Claude, using the gh CLI, could then crank through the Issues being used as a todo list. This largely was successful when it was consistently followed, but we failed to account for potential dependency problems and failed to effectively plan more than “go do the backlog” in an organized manner. Effectively, it was hard, even with daily sprints, to know what had actually gotten done, and what would get done, even within the next 20 minutes.
Still, we took from the experience that the mechanism of “populate work in a queue, and then go execute on it” is a great model. We believe that daily “sprint planning”, amounting to do these today, roughly in this order, defer those, in order to achieve agreed upon goals, is worth the daily meeting. Not only does it aids in communication amongst the team, it also allows for clear communication with Product and external Leadership. It becomes possible to say “Feature X will be ready tomorrow.”
There’s more to say around some of this, but for the most part that’s the gist.
A potentially controversial experiment we’re going to try when we start rapidly iterating again, is to have two adversarial teams. The first team owns the full implementation end to end. The second team is in charge of breaking it and disproving that it’s an answer for the product requirements document.
It sounds controversial because we’ve been told that two pizza teams are the right size for a long time. However, we’ve found that that is way too many people. We’re talking about two, single (hungry) pizza team (2 people with an appetite), instead. The single (hungry) pizza team is effectively a pair, and it almost certainly makes sense to sit together in the same room. If that’s impossible, DMs open, microphones ready, and willing to interrupt. The reason we feel this will work is because sharing context across 5 people has too many connections. While those 5 people don’t necessarily have to have the code in their head anymore, they have to have enough micro context to be able to identify that a helpful agent is full of shit at any given time.
That’s implementation, but what about validation?
We repurposed the word scenario to represent an end-to-end ‘user story’, often stored outside the codebase (similar to a ‘holdout’ set in model training), which could be intuitively understood and flexibly validated by Lemons.– Factory
The key here is that we need honest evaluation that the requirements are being satisfied, and that any sort of reliability, or security isn’t being skipped. Scenarios must continually be evaluated and must not be based solely on synthetic or mocked interactions with APIs. The “Digital Twin Universe,” as the Factory literature calls it, provides a mechanism for at least some interactions, but there’s not a known mechanism for building suitable analogues for everything.

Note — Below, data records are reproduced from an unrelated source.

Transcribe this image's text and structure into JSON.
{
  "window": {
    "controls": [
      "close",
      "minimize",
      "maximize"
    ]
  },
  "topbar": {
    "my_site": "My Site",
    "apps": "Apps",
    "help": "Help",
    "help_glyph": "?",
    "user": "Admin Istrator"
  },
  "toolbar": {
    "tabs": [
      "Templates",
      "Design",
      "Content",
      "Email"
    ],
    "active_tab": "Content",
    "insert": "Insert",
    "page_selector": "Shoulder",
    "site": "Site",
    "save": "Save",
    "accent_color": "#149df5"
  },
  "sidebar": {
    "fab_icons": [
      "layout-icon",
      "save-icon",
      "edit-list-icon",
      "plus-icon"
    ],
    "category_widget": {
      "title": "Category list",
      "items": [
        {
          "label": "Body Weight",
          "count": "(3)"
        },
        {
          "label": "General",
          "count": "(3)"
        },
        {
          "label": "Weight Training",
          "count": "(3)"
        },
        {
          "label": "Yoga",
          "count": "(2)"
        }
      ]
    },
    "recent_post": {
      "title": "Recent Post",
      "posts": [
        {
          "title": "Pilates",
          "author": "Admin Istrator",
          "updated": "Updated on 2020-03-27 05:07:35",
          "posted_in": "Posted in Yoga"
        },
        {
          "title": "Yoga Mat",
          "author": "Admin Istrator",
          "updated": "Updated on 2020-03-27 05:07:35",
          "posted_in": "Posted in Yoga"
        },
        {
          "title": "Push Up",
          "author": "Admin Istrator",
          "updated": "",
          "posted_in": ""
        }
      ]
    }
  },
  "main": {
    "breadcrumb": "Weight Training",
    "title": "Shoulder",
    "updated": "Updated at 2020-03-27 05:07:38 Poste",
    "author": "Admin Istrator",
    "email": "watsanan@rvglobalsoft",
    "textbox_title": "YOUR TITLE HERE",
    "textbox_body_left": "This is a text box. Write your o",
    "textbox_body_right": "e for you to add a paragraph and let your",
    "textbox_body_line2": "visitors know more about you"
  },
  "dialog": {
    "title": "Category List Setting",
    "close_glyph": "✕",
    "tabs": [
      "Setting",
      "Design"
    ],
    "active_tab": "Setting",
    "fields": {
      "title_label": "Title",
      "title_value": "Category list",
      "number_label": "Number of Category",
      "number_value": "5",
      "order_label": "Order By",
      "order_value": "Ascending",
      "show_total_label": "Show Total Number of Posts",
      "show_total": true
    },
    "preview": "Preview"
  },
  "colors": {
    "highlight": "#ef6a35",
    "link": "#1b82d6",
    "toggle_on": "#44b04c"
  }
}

This is why the validation team makes sense, and why we believe it’s possible that the validation team can be a normal single pizza team. Two people should be able to cover the bulk of the scenario work, and there’s the possibility of an additional person focused purely on simulation of external dependencies (with mocks to temporarily bridge the gap).
I definitely didn’t previously believe that not looking at the code could actually result in software we could give to our paying customers. I do now. I definitely didn’t believe that two weeks was reasonable, and I was right about that…. for now. In time, I think the project we shipped last week will be done in a couple of days, but not before we either: give it to a single person who can effectively juggle 9 contexts, or level up our collaboration skills to meet the needs of the, oftentimes very uncomfortable, new model of software engineering.